SRF News: Wie stark sind die Wagner-Truppen militärisch einzuschätzen?

Wolfgang Richter: Die Wagner-Truppen gibt es seit 2014. Sie sind erst als leichte Infanterie aufgebaut worden, als verdeckt kämpfende Truppe. Sie waren viel im Einsatz und entsprechend sind sie in der Zwischenzeit gewachsen. Man schätzt im Moment, dass die Wagner-Truppen eine Stärke zwischen 30'000 und 40'000 Mann haben kann.

Und wie sind die ausgerüstet?

Sie ähneln einem Schützenverband, der ja nicht nur mit Infanterie, sondern auch mit schwereren Waffen ausgestattet ist; insbesondere mit gepanzerten Fahrzeugen, Schützenpanzern und einigen Kampfpanzern. Sie sind so ausgerüstet, dass sie im Ortskampf sehr stark sein können. Das hat sich etwa in Bachmut gezeigt.

Im Moment sieht es eher danach aus, dass das eine kurze Meuterei wird und sie niedergeschlagen wird.

                

Worauf haben es diese Truppen, respektive deren Führung, abgesehen?

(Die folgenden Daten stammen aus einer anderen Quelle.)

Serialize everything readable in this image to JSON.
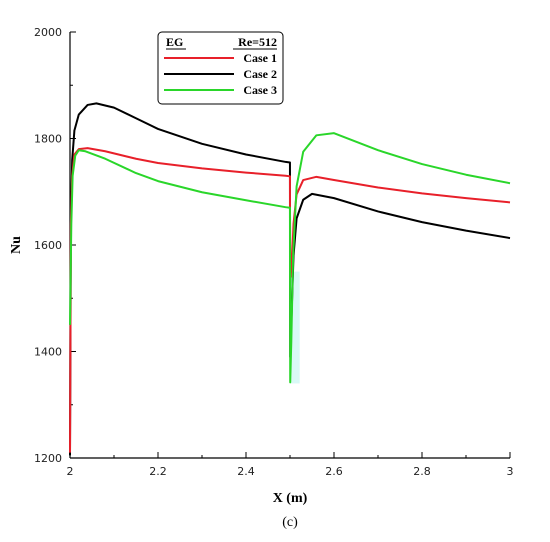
{
  "chart_data": {
    "type": "line",
    "xlabel": "X (m)",
    "ylabel": "Nu",
    "caption": "(c)",
    "xlim": [
      2,
      3
    ],
    "ylim": [
      1200,
      2000
    ],
    "x_ticks": [
      2,
      2.2,
      2.4,
      2.6,
      2.8,
      3
    ],
    "x_tick_labels": [
      "2",
      "2.2",
      "2.4",
      "2.6",
      "2.8",
      "3"
    ],
    "y_ticks": [
      1200,
      1400,
      1600,
      1800,
      2000
    ],
    "y_tick_labels": [
      "1200",
      "1400",
      "1600",
      "1800",
      "2000"
    ],
    "grid": false,
    "legend": {
      "placement": "top-left",
      "header_left": "EG",
      "header_right": "Re=512"
    },
    "series": [
      {
        "name": "Case 1",
        "color": "#e8202a",
        "points": [
          [
            2.0,
            1210
          ],
          [
            2.002,
            1640
          ],
          [
            2.005,
            1730
          ],
          [
            2.01,
            1770
          ],
          [
            2.02,
            1780
          ],
          [
            2.04,
            1782
          ],
          [
            2.08,
            1776
          ],
          [
            2.15,
            1762
          ],
          [
            2.2,
            1754
          ],
          [
            2.3,
            1744
          ],
          [
            2.4,
            1736
          ],
          [
            2.49,
            1730
          ],
          [
            2.4999,
            1729
          ],
          [
            2.5,
            1660
          ],
          [
            2.501,
            1540
          ],
          [
            2.504,
            1560
          ],
          [
            2.508,
            1640
          ],
          [
            2.515,
            1695
          ],
          [
            2.53,
            1722
          ],
          [
            2.56,
            1728
          ],
          [
            2.6,
            1722
          ],
          [
            2.7,
            1708
          ],
          [
            2.8,
            1697
          ],
          [
            2.9,
            1688
          ],
          [
            3.0,
            1680
          ]
        ]
      },
      {
        "name": "Case 2",
        "color": "#000000",
        "points": [
          [
            2.0,
            1205
          ],
          [
            2.002,
            1640
          ],
          [
            2.005,
            1760
          ],
          [
            2.01,
            1815
          ],
          [
            2.02,
            1845
          ],
          [
            2.04,
            1863
          ],
          [
            2.06,
            1866
          ],
          [
            2.1,
            1858
          ],
          [
            2.15,
            1838
          ],
          [
            2.2,
            1818
          ],
          [
            2.3,
            1790
          ],
          [
            2.4,
            1770
          ],
          [
            2.49,
            1756
          ],
          [
            2.4999,
            1755
          ],
          [
            2.5,
            1640
          ],
          [
            2.5005,
            1390
          ],
          [
            2.504,
            1480
          ],
          [
            2.508,
            1580
          ],
          [
            2.515,
            1650
          ],
          [
            2.53,
            1685
          ],
          [
            2.55,
            1696
          ],
          [
            2.6,
            1688
          ],
          [
            2.7,
            1663
          ],
          [
            2.8,
            1643
          ],
          [
            2.9,
            1627
          ],
          [
            3.0,
            1613
          ]
        ]
      },
      {
        "name": "Case 3",
        "color": "#2ad62a",
        "points": [
          [
            2.0,
            1450
          ],
          [
            2.003,
            1640
          ],
          [
            2.006,
            1730
          ],
          [
            2.012,
            1768
          ],
          [
            2.02,
            1778
          ],
          [
            2.035,
            1776
          ],
          [
            2.08,
            1762
          ],
          [
            2.15,
            1735
          ],
          [
            2.2,
            1720
          ],
          [
            2.3,
            1699
          ],
          [
            2.4,
            1684
          ],
          [
            2.49,
            1671
          ],
          [
            2.4999,
            1670
          ],
          [
            2.5,
            1560
          ],
          [
            2.5005,
            1342
          ],
          [
            2.503,
            1420
          ],
          [
            2.507,
            1580
          ],
          [
            2.515,
            1710
          ],
          [
            2.53,
            1775
          ],
          [
            2.56,
            1806
          ],
          [
            2.6,
            1810
          ],
          [
            2.7,
            1778
          ],
          [
            2.8,
            1752
          ],
          [
            2.9,
            1732
          ],
          [
            3.0,
            1716
          ]
        ]
      }
    ]
  }
}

Es gibt zwei Szenarien. Das eine ist: Prigoschin entpuppt sich als Hasardeur, als Abenteurer, der sein Glück versucht. Dann wird er untergehen. Und das wird auch nicht allzu lange dauern. Oder er spekuliert darauf, dass er in der Führungselite und vielleicht im Militär Mitläufer oder Unterstützer hat, die sich bisher noch nicht aus der Deckung gewagt haben. Wenn das der Fall sein sollte, dann steht nicht nur eine militärische Meuterei bevor, sondern dann könnte es sich zu einem Bürgerkrieg innerhalb des Militärs entwickeln. Ich gehe aber nicht von diesem Szenario aus. Im Moment sieht es eher danach aus, dass das eine kurze Meuterei wird und sie niedergeschlagen wird.

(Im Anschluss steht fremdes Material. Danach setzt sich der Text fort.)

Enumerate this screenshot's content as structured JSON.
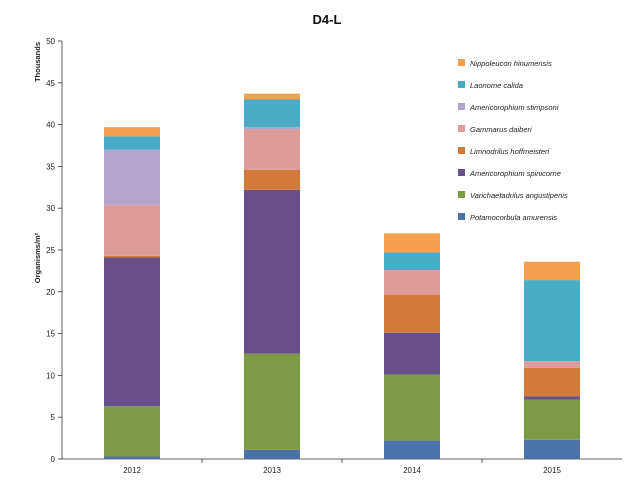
{
  "chart_data": {
    "type": "bar",
    "stacked": true,
    "title": "D4-L",
    "ylabel": "Organisms/m²",
    "ylabel_secondary": "Thousands",
    "xlabel": "",
    "ylim": [
      0,
      50
    ],
    "yticks": [
      0,
      5,
      10,
      15,
      20,
      25,
      30,
      35,
      40,
      45,
      50
    ],
    "grid": false,
    "legend_placement": "right",
    "categories": [
      "2012",
      "2013",
      "2014",
      "2015"
    ],
    "series": [
      {
        "name": "Potamocorbula amurensis",
        "color": "#4a72a8",
        "values": [
          0.3,
          1.1,
          2.2,
          2.3
        ]
      },
      {
        "name": "Varichaetadrilus angustipenis",
        "color": "#7f9a45",
        "values": [
          6.0,
          11.5,
          7.9,
          4.8
        ]
      },
      {
        "name": "Americorophium spinicorne",
        "color": "#67508a",
        "values": [
          17.8,
          19.6,
          5.0,
          0.4
        ]
      },
      {
        "name": "Limnodrilus hoffmeisteri",
        "color": "#d27a3a",
        "values": [
          0.2,
          2.4,
          4.6,
          3.4
        ]
      },
      {
        "name": "Gammarus daiberi",
        "color": "#de9c99",
        "values": [
          6.1,
          4.8,
          2.9,
          0.8
        ]
      },
      {
        "name": "Americorophium stimpsoni",
        "color": "#b3a5c9",
        "values": [
          6.6,
          0.3,
          0.0,
          0.0
        ]
      },
      {
        "name": "Laonome calida",
        "color": "#48acc6",
        "values": [
          1.6,
          3.3,
          2.1,
          9.7
        ]
      },
      {
        "name": "Nippoleucon hinumensis",
        "color": "#f4a04e",
        "values": [
          1.1,
          0.7,
          2.3,
          2.2
        ]
      }
    ]
  }
}
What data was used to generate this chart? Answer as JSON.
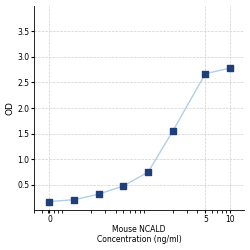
{
  "x_plot": [
    0.0625,
    0.125,
    0.25,
    0.5,
    1,
    2,
    5,
    10
  ],
  "y_plot": [
    0.175,
    0.21,
    0.32,
    0.48,
    0.75,
    1.55,
    2.67,
    2.78
  ],
  "xlabel_line1": "Mouse NCALD",
  "xlabel_line2": "Concentration (ng/ml)",
  "ylabel": "OD",
  "ylim": [
    0,
    4.0
  ],
  "yticks": [
    0.5,
    1.0,
    1.5,
    2.0,
    2.5,
    3.0,
    3.5
  ],
  "xtick_positions": [
    0.0625,
    5,
    10
  ],
  "xtick_labels": [
    "0",
    "5",
    "10"
  ],
  "line_color": "#b0cfe8",
  "marker_color": "#1f3f7a",
  "marker_size": 4,
  "line_width": 1.0,
  "grid_color": "#d0d0d0",
  "background_color": "#ffffff",
  "xlabel_fontsize": 5.5,
  "ylabel_fontsize": 6.5,
  "tick_fontsize": 5.5
}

Was wäre denn das Ziel der russischen Führung beim Niederschlagen des Aufstands?

Es wird zunächst darum gehen, an die Loyalität der Angehörigen der Wagner-Truppen gegenüber dem russischen Staat zu appellieren und so möglichst viele Soldaten dazu zu bringen, Prigoschin nicht weiter zu folgen. Und dann kann es gar keine andere Lösung geben, als Prigoschin vor Gericht zu stellen und sehr schwer zu bestrafen, falls er nicht im Kampf umkommt.

Im Moment hat dieser Aufstand direkt keine Auswirkungen auf den Fortgang der Kämpfe in der Ukraine.

Was heisst das nun für den Krieg in der Ukraine, wenn diese Soldaten in Russland unterwegs sind?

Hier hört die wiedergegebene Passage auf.